陰涼寺・・・淀川治水工事の貢献者河村瑞軒(江戸時代の豪商)が建立に尽力した寺。本堂天井は大阪夏の陣で敗れ伏見城で自刃した豊臣方兵士の血糊の着いた天井を使用している。境内のキンモクセイは大阪府指定天然記念物。

旧府神社(ふるふじんじゃ)・・・神功皇后の行宮「小竹宮(しののみや)」の跡と言われ、境内に「白狐の化け右」がある。

篠田(しのだ)(信太)王子跡・・・熊野九十九王子の一つ。この付近にあった。

聖神社(ひじりじんじゃ)・・・和泉国三宮。豊臣秀頼の再建で入母屋造本殿と末社三神社木殿、末社滝神社本殿が国指定重文。

高札場・・・八坂神社正面鳥居横の小さな瓦葺建物。南王子村の高札場。江戸時代、幕府が法令・禁令を掲示し権威を誇示した所。

小栗(おぐり)街道・・・この付近の街道筋は大阪渡辺津から四天王寺を経て南下する「熊野古道」であるが、近世以前の説教節の「小栗判官・照手姫」の秘話に因んで堺以南を「小栗街道」と呼ぶ。小栗判官が笠を掛けて休んだと言う「笠掛松」、照手姫が腰をおろしたと言う「照手姫腰掛石」がある。(毒酒を飲まされた小栗判官を照手姫が車に乗せて熊野まで行ったと語り伝える。)

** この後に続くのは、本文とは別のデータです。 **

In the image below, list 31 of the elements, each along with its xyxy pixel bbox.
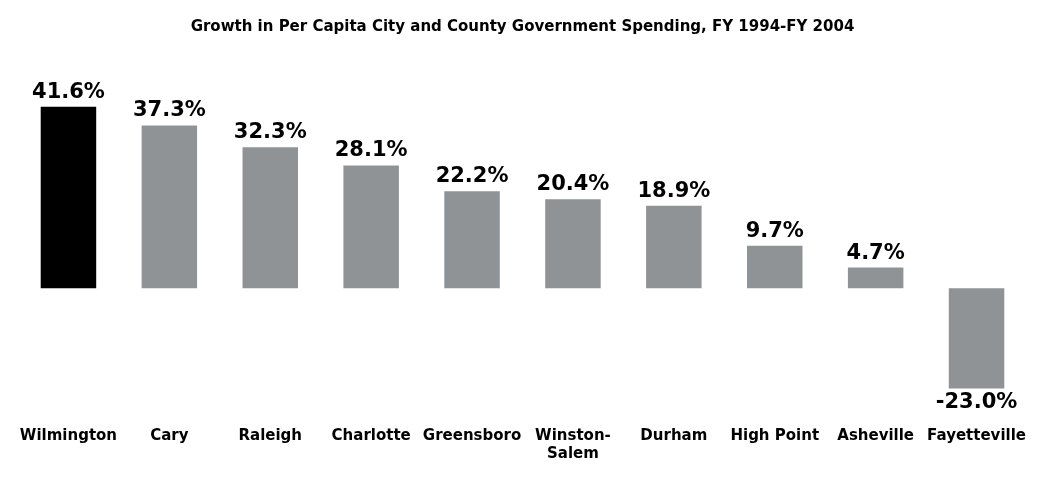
x-tick-label: Winston-Salem (535, 425, 611, 462)
data-label: 18.9% (637, 177, 711, 202)
bar (747, 245, 803, 289)
bar (242, 147, 298, 289)
bar (343, 165, 399, 289)
data-label: 4.7% (846, 239, 905, 264)
x-tick-label: Fayetteville (927, 425, 1026, 444)
x-tick-label: Durham (640, 425, 708, 444)
bar (847, 267, 904, 289)
x-tick-label: High Point (730, 425, 820, 444)
data-label: 32.3% (233, 119, 307, 144)
bar (444, 191, 500, 289)
bar (141, 125, 198, 289)
data-label: -23.0% (935, 389, 1018, 414)
x-tick-label: Raleigh (238, 425, 303, 444)
data-label: 9.7% (745, 217, 804, 242)
data-label: 28.1% (334, 137, 408, 162)
x-tick-label: Asheville (837, 425, 915, 444)
x-tick-label: Charlotte (331, 425, 411, 444)
data-label: 20.4% (536, 171, 610, 196)
chart-title: Growth in Per Capita City and County Government Spending, FY 1994-FY 2004 (190, 16, 855, 35)
x-tick-label: Greensboro (422, 425, 522, 444)
x-tick-label: Wilmington (19, 425, 118, 444)
x-tick-label: Cary (150, 425, 189, 444)
bar (646, 205, 702, 289)
data-label: 22.2% (435, 163, 509, 188)
bar (948, 288, 1005, 389)
bar (40, 106, 97, 289)
data-label: 37.3% (132, 97, 206, 122)
data-label: 41.6% (32, 78, 105, 103)
bar (545, 199, 601, 289)
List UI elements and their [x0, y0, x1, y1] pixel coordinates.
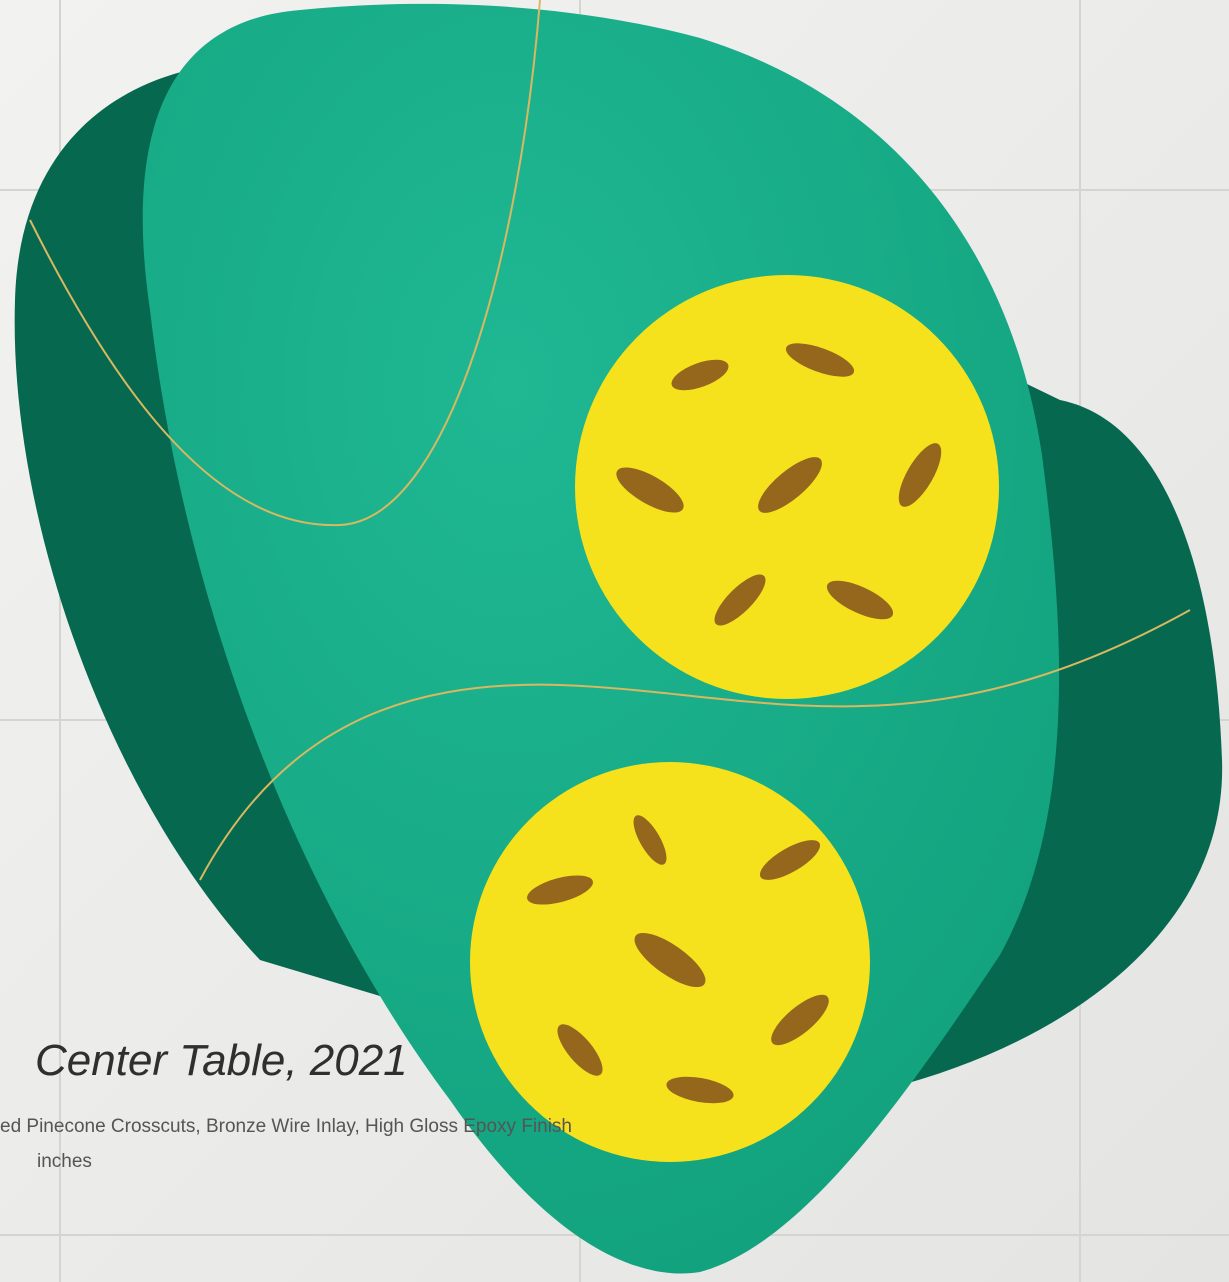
scene: Center Table, 2021 ed Pinecone Crosscuts… [0, 0, 1229, 1282]
artwork-dimensions: inches [37, 1151, 92, 1172]
artwork-title: Center Table, 2021 [35, 1036, 408, 1085]
artwork-materials: ed Pinecone Crosscuts, Bronze Wire Inlay… [0, 1116, 572, 1137]
page: Center Table, 2021 ed Pinecone Crosscuts… [0, 0, 1229, 1282]
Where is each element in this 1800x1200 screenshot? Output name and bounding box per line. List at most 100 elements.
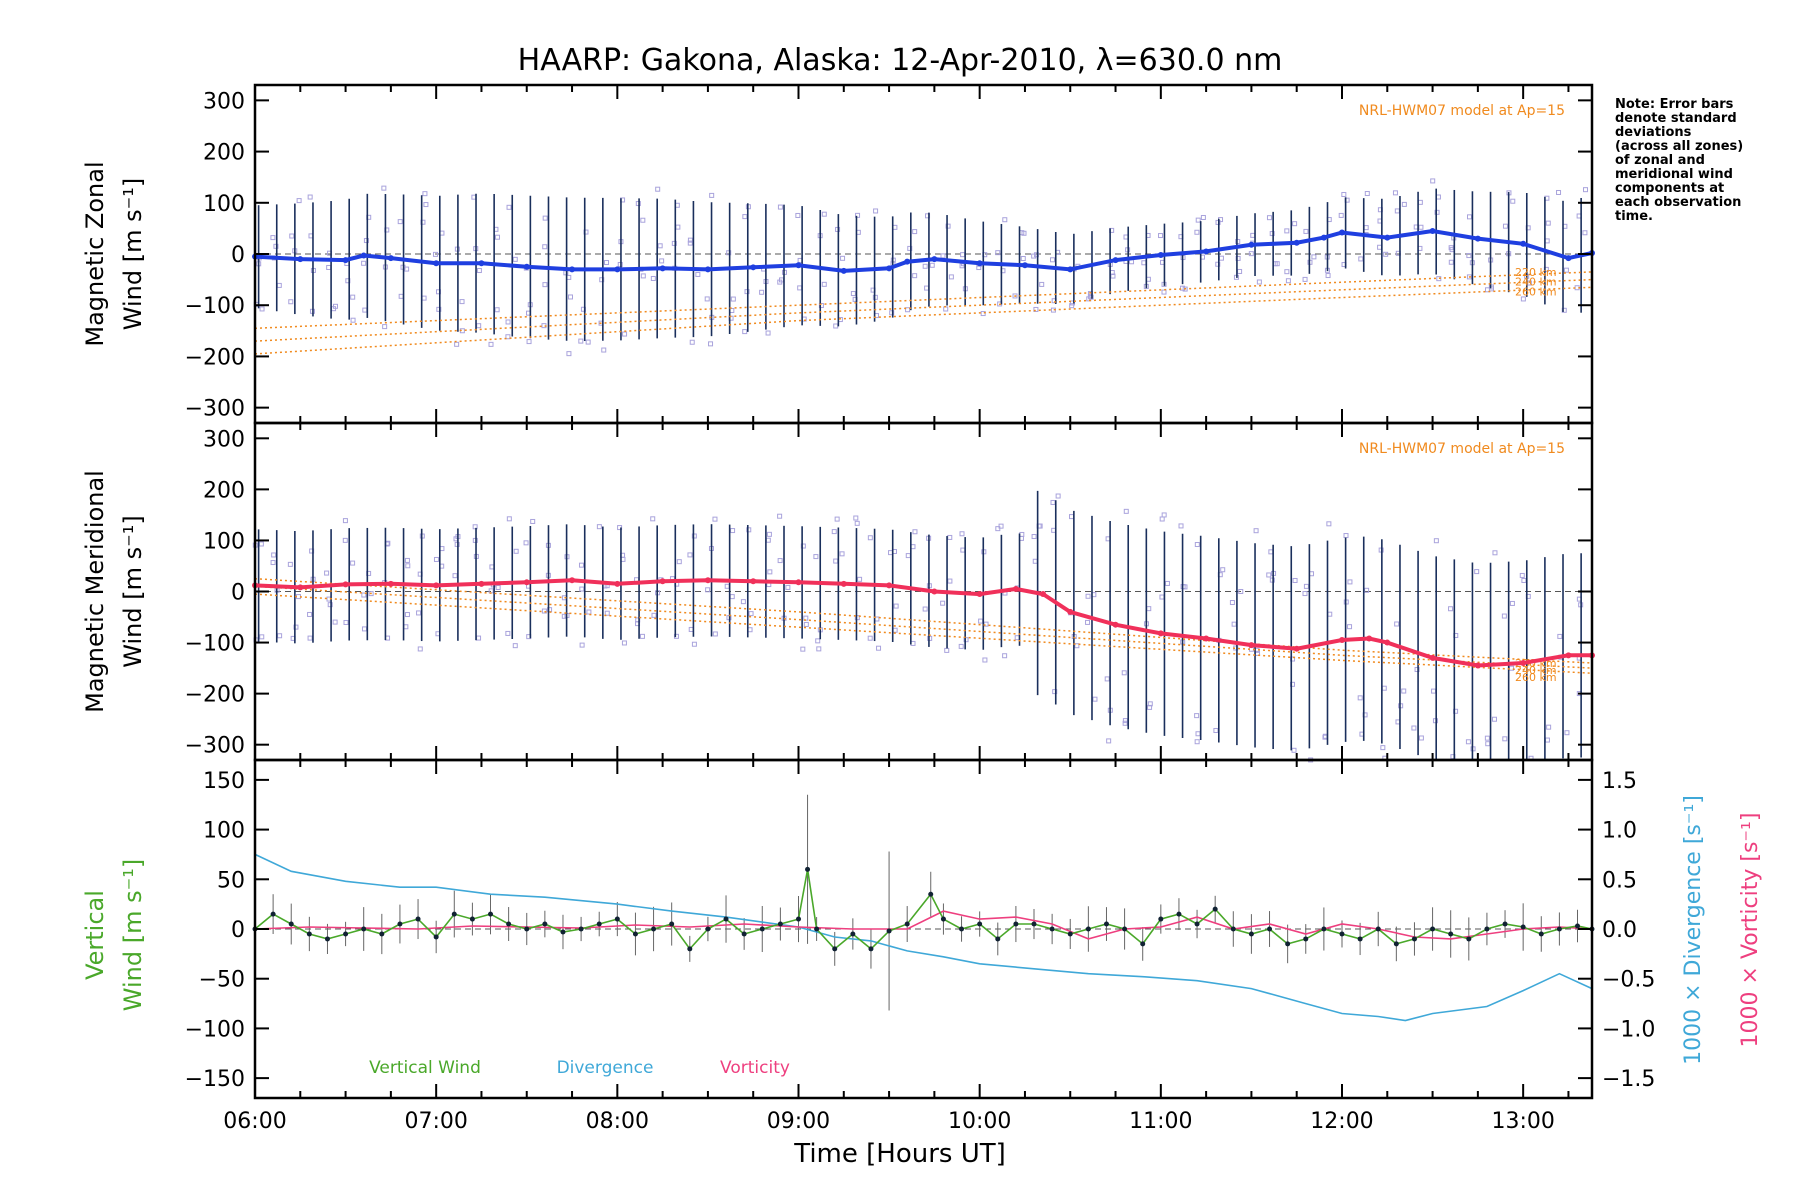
mean-wind-point xyxy=(1474,662,1481,669)
scatter-point xyxy=(1069,303,1075,309)
vertical-wind-point xyxy=(795,916,801,922)
scatter-point xyxy=(651,612,657,618)
y-tick-label: 100 xyxy=(203,529,245,554)
scatter-point xyxy=(1033,252,1039,258)
scatter-point xyxy=(472,524,478,530)
vertical-wind-point xyxy=(1067,931,1073,937)
mean-wind-point xyxy=(478,260,485,267)
y-tick-label: 0 xyxy=(231,581,245,606)
vertical-wind-point xyxy=(1285,941,1291,947)
vertical-wind-point xyxy=(886,928,892,934)
y-axis-label-line2: Wind [m s⁻¹] xyxy=(119,515,147,667)
mean-wind-point xyxy=(297,256,304,263)
scatter-point xyxy=(459,299,465,305)
legend-entry: Vertical Wind xyxy=(369,1058,481,1078)
vertical-wind-point xyxy=(1158,916,1164,922)
model-altitude-label: 260 km xyxy=(1515,285,1557,298)
model-curve xyxy=(254,278,1593,342)
scatter-point xyxy=(1358,256,1364,262)
scatter-point xyxy=(912,229,918,235)
mean-wind-point xyxy=(1293,645,1300,652)
scatter-point xyxy=(1302,591,1308,597)
vertical-wind-point xyxy=(977,921,983,927)
scatter-point xyxy=(1430,178,1436,184)
y-tick-label: −100 xyxy=(185,294,245,319)
scatter-point xyxy=(650,275,656,281)
scatter-point xyxy=(526,339,532,345)
mean-wind-point xyxy=(1320,234,1327,241)
scatter-point xyxy=(1194,542,1200,548)
mean-wind-point xyxy=(1565,652,1572,659)
scatter-point xyxy=(585,339,591,345)
scatter-point xyxy=(1521,577,1527,583)
scatter-point xyxy=(1347,624,1353,630)
scatter-point xyxy=(1020,256,1026,262)
scatter-point xyxy=(1341,191,1347,197)
scatter-point xyxy=(708,341,714,347)
scatter-point xyxy=(839,551,845,557)
vertical-wind-point xyxy=(1321,926,1327,932)
scatter-point xyxy=(945,223,951,229)
scatter-point xyxy=(307,635,313,641)
scatter-point xyxy=(689,339,695,345)
scatter-point xyxy=(422,191,428,197)
mean-wind-point xyxy=(1248,642,1255,649)
vertical-wind-point xyxy=(1194,921,1200,927)
scatter-point xyxy=(361,260,367,266)
mean-wind-point xyxy=(523,579,530,586)
mean-wind-point xyxy=(569,266,576,273)
mean-wind-point xyxy=(478,580,485,587)
vertical-wind-point xyxy=(1339,931,1345,937)
scatter-point xyxy=(1509,665,1515,671)
vertical-wind-point xyxy=(288,921,294,927)
scatter-point xyxy=(834,516,840,522)
scatter-point xyxy=(579,586,585,592)
scatter-point xyxy=(1510,198,1516,204)
mean-wind-point xyxy=(1012,585,1019,592)
scatter-point xyxy=(1519,572,1525,578)
scatter-point xyxy=(327,602,333,608)
vertical-wind-point xyxy=(1502,921,1508,927)
vertical-wind-point xyxy=(759,926,765,932)
scatter-point xyxy=(854,615,860,621)
scatter-point xyxy=(586,609,592,615)
scatter-point xyxy=(495,584,501,590)
scatter-point xyxy=(1303,228,1309,234)
scatter-point xyxy=(578,338,584,344)
vertical-wind-point xyxy=(1375,926,1381,932)
right-tick-label: −1.0 xyxy=(1602,1017,1655,1042)
scatter-point xyxy=(730,528,736,534)
scatter-point xyxy=(831,529,837,535)
vertical-wind-point xyxy=(723,916,729,922)
scatter-point xyxy=(982,657,988,663)
scatter-point xyxy=(1302,276,1308,282)
scatter-point xyxy=(512,643,518,649)
mean-wind-point xyxy=(704,266,711,273)
scatter-point xyxy=(855,212,861,218)
vertical-wind-point xyxy=(1430,926,1436,932)
scatter-point xyxy=(1266,215,1272,221)
scatter-point xyxy=(659,258,665,264)
scatter-point xyxy=(494,307,500,313)
scatter-point xyxy=(604,610,610,616)
scatter-point xyxy=(1556,189,1562,195)
scatter-point xyxy=(1161,289,1167,295)
scatter-point xyxy=(1434,209,1440,215)
scatter-point xyxy=(270,560,276,566)
scatter-point xyxy=(578,562,584,568)
scatter-point xyxy=(1326,521,1332,527)
scatter-point xyxy=(1085,619,1091,625)
note-line: components at xyxy=(1615,181,1724,196)
scatter-point xyxy=(1220,567,1226,573)
scatter-point xyxy=(759,289,765,295)
y-tick-label: −100 xyxy=(185,632,245,657)
scatter-point xyxy=(1031,253,1037,259)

西教寺・・・南王子水平社創立の地。イブキの木は大阪府指定天然記念物。樹齢600年。

後鳥羽院歌碑・・・上皇が平松王子で詠んだ歌碑。

丸笠山古墳・・・泉州最大の古墳群信太千塚古墳群の一つ。4世紀の前方後円墳。これらの古墳は茅渟県主(ちぬのあがたぬし)一族や壬申の乱で功を立てた古代氏族坂本氏の家族墓と想定される。

禅寂寺・・・坂本氏が氏寺として建立。塔の礎石が残る。

西福寺・・・鎌倉時代、奈良東大寺再建に勧進僧として活躍した重源(ちょうげん)所縁の寺。和泉市の花、水仙は重源が中国から伝えたと言う
 又、雷封じの伝承がある寺で昔、境内の井戸に落雷、村人が素早く石蓋をして雷を閉じ込めた。逃げ場を失った雷が必死で命乞いをした。
雷が鳴ると「クワバラクワバラ」と唱えるのはこの伝説に由来する。(この付近「桑原町」と言う。)

泉井上神社(大阪府史跡)・・・「いずみいぬこ神社」とも言う。神功皇后が新羅征討の際、この神社に戦勝を祈願したところ、一晩の内に瑞祥となる霊泉が涌き出たと言う。その縁で神功皇后・第14代仲哀天皇・第15代応神天皇を合祀する。以来和泉の地名で呼ばれるようになった。和泉国は天平宝宇元年(757)、大鳥(おおとり)・和泉・日根(ひね)の3郡が河内国から分立して成立した。和泉五社を勧請した境内社、和泉五社総社本殿は慶長10年秀頼再建の国指定重文であり、三間社造の立派なものである。
 奈良時代、和泉国府の中にあった。又、かつて横尾川手前に在った井口王子を明治41年廃止の際、泉井上神社に合祀された。